«Un ponte per la crescita comune»: è questo il titolo della Conferenza Italia-Africa che si apre oggi alla Farnesina, dopo il rinvio deciso lo scorso ottobre in seguito allo scoppio del conflitto a Gaza tra Israele e Hamas. È un appuntamento fondamentale per il governo italiano, per il quale la premier Giorgia Meloni si è spesa in prima persona attraverso l’elaborazione del «Piano Mattei»: un disegno strategico per approfondire i rapporti economici tra l’Italia e il continente africano su un piano di parità e non attraverso un atteggiamento predatorio come in passato ed ancora oggi da parte di molti grandi Stati, in un momento cruciale per il raggiungimento della sicurezza energetica del nostro Paese e del continente europeo.
L’obiettivo della premier è indubbiamente molto ambizioso: posizionare l’Italia in prima fila tra i partner internazionali dell’Africa, al fine di sostenere lo sviluppo economico del continente e al contempo ottenere un accesso privilegiato alle immense risorse naturali di cui è dotato. E i rischi di fallimento sono concreti, specialmente se si pensa alla storia africana dalla decolonizzazione a oggi. Qualche decennio fa, la mia prima assegnazione diplomatica fu in Somalia, Paese appena nato che provava a liberarsi dal colonialismo italiano con l’aiuto dello stesso Paese che l’aveva occupata, incaricato dall’Onu di accompagnarne il percorso di sviluppo. Le sfide erano numerose ed enormi, eppure c’era una sensazione di ottimismo: occorreva diversificare l’economia (che allora era basata sulla monocoltura delle banane), creare le infrastrutture pubbliche e, al contempo, riuscire ad attrarre gli investimenti privati. Tuttavia, da allora in Somalia, come in molti altri Paesi africani, la situazione è peggiorata a causa di divisioni, guerre civili, colpi di stato, che hanno portato con sé una pessima gestione dell’economia, condannando il continente a povertà e sottosviluppo endemici.
Che fare, dunque, per cercare di correggere il tiro dopo decenni di sfruttamento delle risorse naturali e di errori nella gestione del rapporto con l’Africa? Occorre tenere bene a mente l’approccio sbagliato del passato per impostare un rapporto di partnership che utilizzi in maniera più equa le risorse locali, che abbassi i dazi commerciali (l’Italia potrebbe ad esempio proporre di creare un accordo economico tra l’Ue e l’Area di Libero Scambio africana) e che congeli il pagamento degli interessi sul debito, che ancora oggi costituiscono una vera e propria «spada di Damocle» sullo sviluppo di molti Paesi dell’area indebitati. Solo con queste precondizioni sarà possibile creare una relazione solida e vantaggiosa per entrambe le parti che garantisca accesso alle risorse economiche, normalizzi i flussi migratori verso l’Europa, e quindi favorisca una crescita economica e sociale stabile e duratura.
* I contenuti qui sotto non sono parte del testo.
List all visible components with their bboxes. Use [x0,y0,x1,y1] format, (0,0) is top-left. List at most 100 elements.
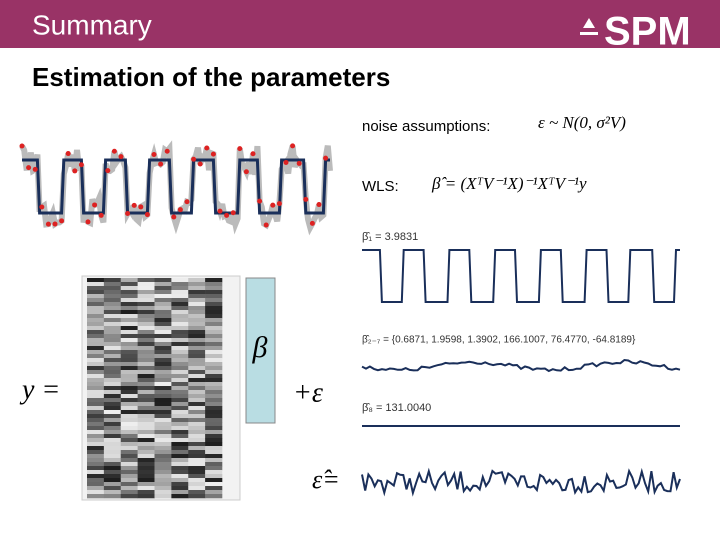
matrix-cell [205,478,223,483]
matrix-cell [87,286,105,291]
matrix-cell [205,402,223,407]
data-point [118,154,124,160]
matrix-cell [137,450,155,455]
matrix-cell [205,350,223,355]
matrix-cell [171,470,189,475]
matrix-cell [120,322,138,327]
matrix-cell [188,394,206,399]
matrix-cell [171,326,189,331]
matrix-cell [120,314,138,319]
matrix-cell [205,322,223,327]
matrix-cell [188,390,206,395]
matrix-cell [154,374,172,379]
matrix-cell [205,382,223,387]
matrix-cell [87,466,105,471]
matrix-cell [87,374,105,379]
matrix-cell [154,446,172,451]
matrix-cell [87,362,105,367]
matrix-cell [103,398,122,403]
matrix-cell [120,490,138,495]
matrix-cell [137,386,155,391]
matrix-cell [154,466,172,471]
matrix-cell [120,326,138,331]
matrix-cell [120,370,138,375]
matrix-cell [171,342,189,347]
matrix-cell [103,378,122,383]
matrix-cell [120,378,138,383]
matrix-cell [103,442,122,447]
matrix-cell [87,294,105,299]
data-point [283,159,289,165]
matrix-cell [120,350,138,355]
matrix-cell [188,442,206,447]
matrix-cell [205,282,223,287]
matrix-cell [87,450,105,455]
matrix-cell [137,410,155,415]
regressors-2-7 [361,358,681,373]
data-point [217,208,223,214]
matrix-cell [154,286,172,291]
matrix-cell [103,494,122,499]
matrix-cell [87,402,105,407]
matrix-cell [154,370,172,375]
logo: SPM [604,10,691,54]
matrix-cell [137,398,155,403]
matrix-cell [171,478,189,483]
matrix-cell [154,434,172,439]
matrix-cell [154,458,172,463]
matrix-cell [87,398,105,403]
data-point [52,221,58,227]
matrix-cell [188,350,206,355]
matrix-cell [103,342,122,347]
matrix-cell [188,482,206,487]
matrix-cell [205,422,223,427]
y-label: y = [19,374,60,405]
matrix-cell [205,430,223,435]
matrix-cell [87,478,105,483]
matrix-cell [103,334,122,339]
matrix-cell [171,382,189,387]
matrix-cell [154,302,172,307]
matrix-cell [120,286,138,291]
data-point [32,166,38,172]
matrix-cell [154,442,172,447]
waveforms [19,140,681,497]
matrix-cell [87,458,105,463]
matrix-cell [171,334,189,339]
matrix-cell [188,406,206,411]
matrix-cell [137,342,155,347]
matrix-cell [171,466,189,471]
matrix-cell [205,398,223,403]
matrix-cell [188,306,206,311]
matrix-cell [137,382,155,387]
matrix-cell [171,346,189,351]
matrix-cell [87,378,105,383]
matrix-cell [103,314,122,319]
data-point [243,169,249,175]
data-point [78,162,84,168]
matrix-cell [171,278,189,283]
matrix-cell [205,462,223,467]
matrix-cell [205,406,223,411]
matrix-cell [171,474,189,479]
matrix-cell [120,302,138,307]
matrix-cell [188,418,206,423]
beta-symbol: β [252,331,268,364]
matrix-cell [154,406,172,411]
regressor-1 [362,249,680,303]
matrix-cell [137,350,155,355]
matrix-cell [87,346,105,351]
matrix-cell [154,410,172,415]
matrix-cell [120,386,138,391]
matrix-cell [120,430,138,435]
matrix-cell [87,454,105,459]
matrix-cell [171,442,189,447]
matrix-cell [171,298,189,303]
matrix-cell [188,322,206,327]
matrix-cell [171,322,189,327]
matrix-cell [120,470,138,475]
matrix-cell [171,430,189,435]
matrix-cell [171,490,189,495]
matrix-cell [171,406,189,411]
matrix-cell [171,302,189,307]
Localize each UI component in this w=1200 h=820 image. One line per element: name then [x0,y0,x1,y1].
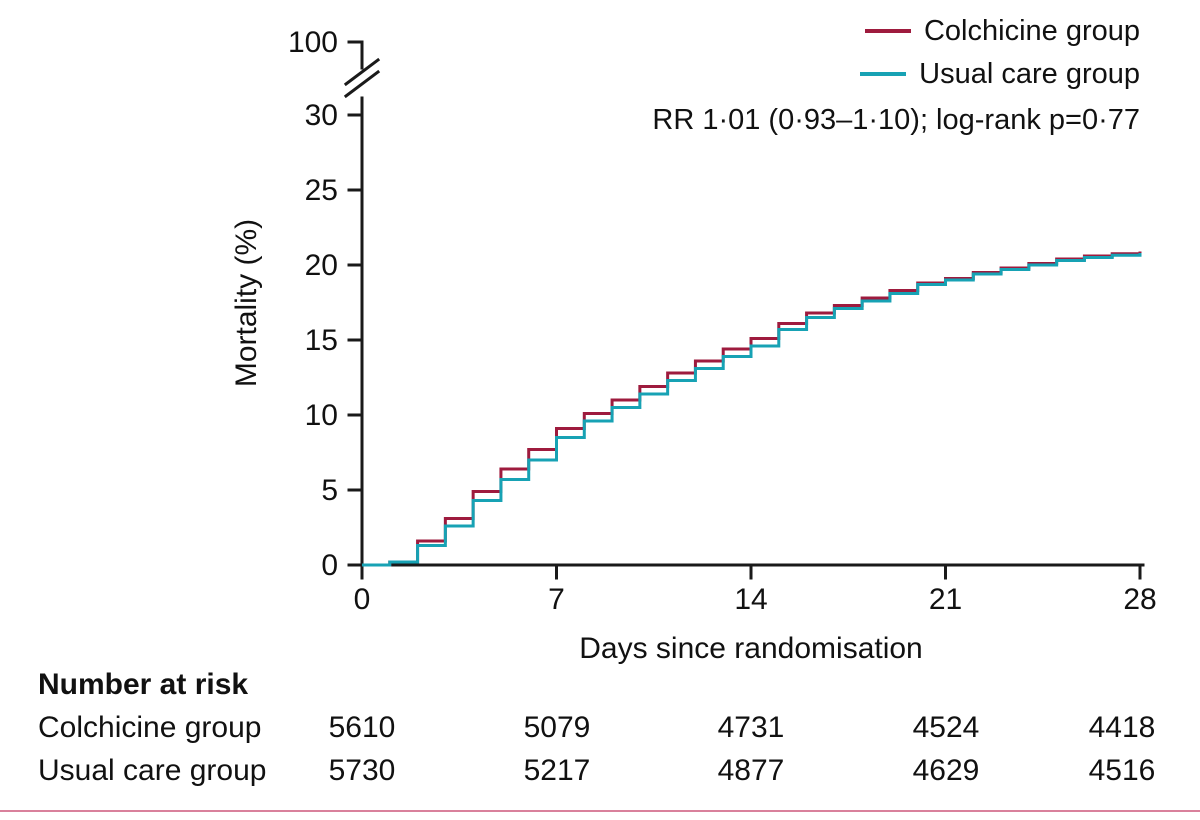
risk-row-label: Colchicine group [38,711,262,744]
axes [343,40,1145,580]
risk-value: 4516 [1088,754,1156,787]
svg-text:30: 30 [305,99,338,132]
legend: Colchicine group Usual care group RR 1·0… [652,14,1140,137]
risk-value: 4418 [1088,711,1156,744]
svg-text:0: 0 [321,549,338,582]
svg-text:5: 5 [321,474,338,507]
mortality-chart: 0 5 10 15 20 25 30 100 0 7 14 21 28 [288,26,1157,616]
svg-text:10: 10 [305,399,338,432]
usual-care-line-swatch [860,72,907,76]
svg-text:7: 7 [548,583,565,616]
bottom-divider [0,810,1200,812]
colchicine-curve [362,251,1142,567]
svg-text:21: 21 [929,583,962,616]
svg-text:25: 25 [305,174,338,207]
svg-text:0: 0 [354,583,371,616]
svg-text:100: 100 [288,26,338,59]
risk-value: 4877 [717,754,785,787]
svg-text:14: 14 [734,583,767,616]
svg-text:20: 20 [305,249,338,282]
risk-table-title: Number at risk [38,668,249,701]
legend-item-usual-care: Usual care group [860,57,1140,91]
risk-value: 5079 [523,711,591,744]
risk-value: 5730 [328,754,396,787]
legend-item-colchicine: Colchicine group [864,14,1140,48]
x-axis-title: Days since randomisation [579,632,923,665]
risk-value: 5217 [523,754,591,787]
risk-value: 4731 [717,711,785,744]
risk-row-label: Usual care group [38,754,267,787]
colchicine-line-swatch [864,29,911,33]
usual-care-curve [362,253,1142,567]
legend-label-usual-care: Usual care group [919,58,1140,90]
legend-label-colchicine: Colchicine group [923,15,1140,47]
risk-value: 5610 [328,711,396,744]
svg-text:15: 15 [305,324,338,357]
stats-annotation: RR 1·01 (0·93–1·10); log-rank p=0·77 [652,104,1140,136]
risk-value: 4629 [912,754,980,787]
y-axis-title: Mortality (%) [230,218,263,388]
svg-text:28: 28 [1123,583,1156,616]
risk-value: 4524 [912,711,980,744]
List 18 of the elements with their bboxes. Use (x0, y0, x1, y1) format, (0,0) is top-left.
Il governo Meloni dovrebbe anche tenere presente che l’Italia non può fare tutto questo da sola. L’Africa è già da tempo terreno privilegiato della Cina, superpotenza economica che, in quanto regime non democratico, non impone nei suoi investimenti condizioni onerose dal punto di vista del rispetto dei diritti umani o ambientali. Ecco perché il Piano Mattei, per funzionare, dovrà utilizzare la piattaforma del G7, presieduto quest’anno proprio dall’Italia. Stimolare la cooperazione nei confronti dell’Africa insieme agli altri leader europei e occidentali è necessario per convogliare risorse e minimizzare le occasioni di frizione e antagonismo con altri Paesi (come ad esempio la Francia) che, in virtù della loro storia, mantengono forti interessi economici e strategici verso tutto ciò che si trova a sud del Mediterraneo.
L’Italia agisca dunque da regista di un programma di ampio respiro strategico che possa contare sul supporto europeo (e in questo senso è un ottimo segnale la presenza di Ursula von der Leyen a Roma) così come delle grandi organizzazioni internazionali e banche di sviluppo multilaterali.